Wygrana Bayernu, Lewandowski z karnego

Wygrana Bayernu, Lewandowski z karnego

Inauguracja sezonu 2017-18 w Bundeslidze przyniosła tylko jedną rewolucyjną rzecz. Po raz pierwszy na niemieckich boiskach użyto systemu VAR. A tak wszystko zostało po staremu. Ligowi rywale wciąż nie mają pomysłu i pary na Bayern. Monachijczycy ograli 3:1 Bayer Leverkusen, a jednego z goli, po rzucie karnym podyktowanym dzięki właśnie wideoweryfikacji, strzelił Robert Lewandowski.

W piątkowy wieczór na Allianz Arenie powtórzyło się to, czego tydzień wcześniej doznano w Premier League. Tam też piłkarze wracający po wakacyjnej przerwie byli futbolu wręcz wygłodniali, stąd fenomenalny spektakl i inauguracyjna wygrana Arsenalu z Leicester City 4:3. Być może w Monachium nie było spotkania aż tak porywającego, zwłaszcza pod względem zażartej walki o wynik, niemniej poziom absolutnie nie rozczarował.

Co zapewne najbardziej cieszy właścicieli Bayernu, zawodu nie odnotowano w przypadku nowych nabytków klubu. Bez zawodników, którzy jeszcze w poprzednim sezonie byli poza Bawarią, dwóch szybkich i dających komfort goli by nie było.

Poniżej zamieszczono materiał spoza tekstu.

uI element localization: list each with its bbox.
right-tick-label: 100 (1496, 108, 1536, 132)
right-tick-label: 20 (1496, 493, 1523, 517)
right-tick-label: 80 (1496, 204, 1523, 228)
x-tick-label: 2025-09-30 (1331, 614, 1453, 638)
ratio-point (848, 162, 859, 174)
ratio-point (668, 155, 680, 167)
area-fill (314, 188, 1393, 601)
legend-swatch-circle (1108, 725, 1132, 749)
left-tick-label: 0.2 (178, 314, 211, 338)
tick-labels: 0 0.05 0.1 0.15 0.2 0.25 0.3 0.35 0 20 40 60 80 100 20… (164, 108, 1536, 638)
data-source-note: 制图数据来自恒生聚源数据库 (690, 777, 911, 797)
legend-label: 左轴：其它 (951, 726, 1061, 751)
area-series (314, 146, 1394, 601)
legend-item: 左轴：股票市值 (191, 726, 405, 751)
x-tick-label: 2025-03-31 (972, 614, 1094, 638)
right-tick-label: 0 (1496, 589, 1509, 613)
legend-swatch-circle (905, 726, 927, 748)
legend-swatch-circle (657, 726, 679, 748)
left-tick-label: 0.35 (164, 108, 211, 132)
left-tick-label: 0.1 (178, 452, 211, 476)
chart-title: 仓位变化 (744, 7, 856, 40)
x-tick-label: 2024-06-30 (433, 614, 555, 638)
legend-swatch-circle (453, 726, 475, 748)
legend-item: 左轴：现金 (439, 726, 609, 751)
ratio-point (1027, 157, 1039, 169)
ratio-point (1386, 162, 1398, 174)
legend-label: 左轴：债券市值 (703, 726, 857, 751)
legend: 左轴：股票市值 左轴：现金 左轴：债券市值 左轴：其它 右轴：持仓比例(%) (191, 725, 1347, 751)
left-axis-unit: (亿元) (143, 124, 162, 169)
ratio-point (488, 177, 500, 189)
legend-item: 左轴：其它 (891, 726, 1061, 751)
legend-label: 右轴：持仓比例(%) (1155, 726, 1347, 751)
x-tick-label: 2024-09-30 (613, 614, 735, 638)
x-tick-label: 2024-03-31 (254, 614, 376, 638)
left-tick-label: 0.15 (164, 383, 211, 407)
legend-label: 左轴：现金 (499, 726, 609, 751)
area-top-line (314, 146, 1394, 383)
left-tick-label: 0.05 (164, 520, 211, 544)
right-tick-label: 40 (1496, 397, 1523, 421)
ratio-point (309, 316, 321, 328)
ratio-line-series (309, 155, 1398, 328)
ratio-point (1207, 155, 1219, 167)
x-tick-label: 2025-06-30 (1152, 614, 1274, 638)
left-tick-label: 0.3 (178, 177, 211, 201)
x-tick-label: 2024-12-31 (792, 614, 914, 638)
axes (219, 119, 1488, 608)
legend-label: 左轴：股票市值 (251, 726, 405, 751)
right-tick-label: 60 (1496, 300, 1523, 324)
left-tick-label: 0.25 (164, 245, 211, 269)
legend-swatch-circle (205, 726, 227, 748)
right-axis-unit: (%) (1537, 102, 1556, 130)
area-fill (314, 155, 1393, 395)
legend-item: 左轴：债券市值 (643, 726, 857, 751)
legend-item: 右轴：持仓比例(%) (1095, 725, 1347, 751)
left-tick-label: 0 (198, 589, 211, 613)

Pierwszego wypracował duet byłych zawodników Hoffenheim. Sebastian Rudy zagrał głęboko z rzutu wolnego, zaś Nicklas Suele skorzystał z imponujących warunków fizycznych, wyskoczył ponad resztą zawodników i główkował. Wprost do bramki. Za kolejne trafienie odpowiadał sprowadzony z Lyonu Corentin Tolisso. Wówczas znów ze stałego fragmentu gry, akurat z rzutu rożnego, zacentrował Rudy, piłkę wprost do Arturo Vidala wypiąstkował Bernd Leno, a Chilijczyk wrzucił przytomnie do Francuza, który nie musiał się specjalnie wysilać, by z bliska podwyższyć prowadzenie.

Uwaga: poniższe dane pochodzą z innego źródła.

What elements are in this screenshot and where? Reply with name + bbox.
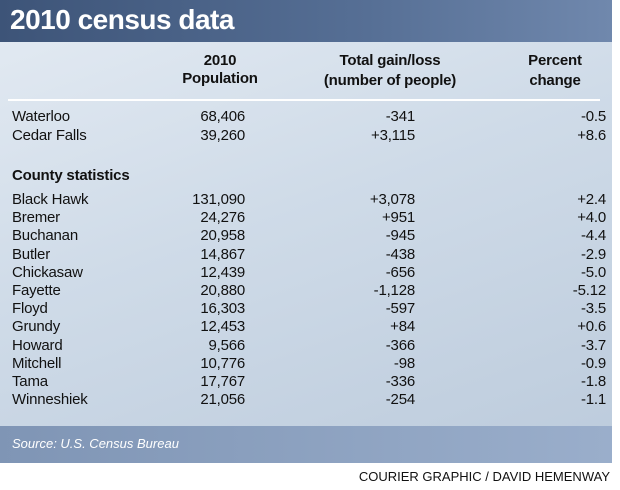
cell: 20,880 (200, 282, 245, 299)
cell: 20,958 (200, 227, 245, 245)
column-header: Percent (528, 52, 582, 69)
cell: -5.12 (572, 282, 606, 299)
cell: -341 (385, 108, 415, 125)
row-label: Floyd (12, 300, 48, 318)
section-label: County statistics (12, 167, 130, 184)
row-label: Bremer (12, 209, 60, 227)
cell: -336 (385, 373, 415, 390)
row-label: Waterloo (12, 108, 70, 125)
cell: 24,276 (200, 209, 245, 227)
source: Source: U.S. Census Bureau (12, 436, 179, 451)
cell: -1.8 (580, 373, 606, 390)
cell: -597 (385, 300, 415, 318)
cell: +951 (382, 209, 415, 227)
row-label: Fayette (12, 282, 61, 299)
row-label: Butler (12, 245, 50, 263)
cell: 14,867 (200, 245, 245, 263)
row-label: Grundy (12, 318, 60, 336)
cell: +2.4 (577, 191, 606, 208)
row-label: Tama (12, 373, 48, 390)
row-label: Cedar Falls (12, 126, 87, 144)
cell: 39,260 (200, 126, 245, 144)
cell: 12,439 (200, 263, 245, 281)
cell: -3.7 (580, 336, 606, 354)
column-header: Population (182, 70, 258, 87)
cell: +8.6 (577, 126, 606, 144)
title-bar: 2010 census data (0, 0, 612, 42)
row-label: Howard (12, 336, 63, 354)
cell: 131,090 (192, 191, 245, 208)
cell: +4.0 (577, 209, 606, 227)
column-header: Total gain/loss (339, 52, 441, 69)
cell: -1,128 (373, 282, 416, 299)
cell: -0.5 (580, 108, 606, 125)
cell: -4.4 (580, 227, 606, 245)
column-header: change (529, 72, 581, 89)
cell: 10,776 (200, 354, 245, 372)
source-band: Source: U.S. Census Bureau (0, 426, 612, 463)
cell: -3.5 (580, 300, 606, 318)
row-label: Black Hawk (12, 191, 89, 208)
cell: -945 (385, 227, 415, 245)
row-label: Chickasaw (12, 263, 83, 281)
cell: -656 (385, 263, 415, 281)
cell: 68,406 (200, 108, 245, 125)
credit: COURIER GRAPHIC / DAVID HEMENWAY (358, 469, 610, 484)
cell: 9,566 (208, 336, 245, 354)
cell: -1.1 (580, 391, 606, 409)
cell: -438 (385, 245, 415, 263)
cell: 16,303 (200, 300, 245, 318)
title: 2010 census data (10, 4, 234, 35)
panel (0, 0, 612, 463)
cell: -2.9 (580, 245, 606, 263)
cell: -366 (385, 336, 415, 354)
row-label: Mitchell (12, 354, 62, 372)
cell: +3,078 (369, 191, 415, 208)
cell: +3,115 (371, 126, 415, 144)
cell: 17,767 (200, 373, 245, 390)
cell: -5.0 (580, 263, 606, 281)
cell: -254 (385, 391, 415, 409)
row-label: Winneshiek (12, 391, 88, 409)
column-header: (number of people) (323, 72, 457, 89)
cell: 12,453 (200, 318, 245, 336)
cell: 21,056 (200, 391, 245, 409)
row-label: Buchanan (12, 227, 78, 245)
cell: -0.9 (580, 354, 606, 372)
cell: -98 (393, 354, 415, 372)
cell: +84 (390, 318, 415, 336)
column-header: 2010 (203, 52, 237, 69)
cell: +0.6 (577, 318, 606, 336)
header-separator (8, 99, 600, 101)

Była 19. minuta. Bayern mógł już na spokojnie trzymać rywala na dystans i spokojnie go ogrywać. Tak do końca nie było, "Aptekarze" starali się, jeszcze bardziej podkręcili tempo, lecz pomimo kilku dogodnych okazji gola honorowego nie wsadzili. Co prawda za sprawą fenomenalnej rakiety wypuszczonej przez Admira Mehmediego Sven Ulreich w końcu skapitulował, lecz wtedy było względnie po ptakach. Wtedy zdobyli już bramkę honorową. Wszystko przez Roberta Lewandowskiego.

Kapitan reprezentacji Polski nie grał być może wybitnego meczu, wciąż jeszcze potrzebuje kilku spotkań i tygodni, aby wrócić na właściwe tory, niemniej w bardzo ważnym momencie nie zawiódł. Pięć minut po zmianie stron wrzutką z lewego skrzydła popisał się Franck Ribery, "Lewy" próbował do niej dopaść i był przez Charlesa Aranguiza powstrzymywany. Już wtedy wydawało się, że nieprzepisowo. Początkowo jednak sędzia Tobias Stieler puścił grę, by po kilkunastu sekundach wrócić do tamtej akcji i konsultacji z analitykami w studiu VAR zagwizdać jedenastkę. Tę Lewandowski, przecież w tej materii mistrz nad mistrzami, spokojnie wykorzystał i rozpoczął strzelecką przygodę w kolejnym sezonie Bundesligi. A Bayern kolejną przygodę pełną zwycięstw, zapewne w maju zakończoną świętowaniem następnej mistrzowskiej patery.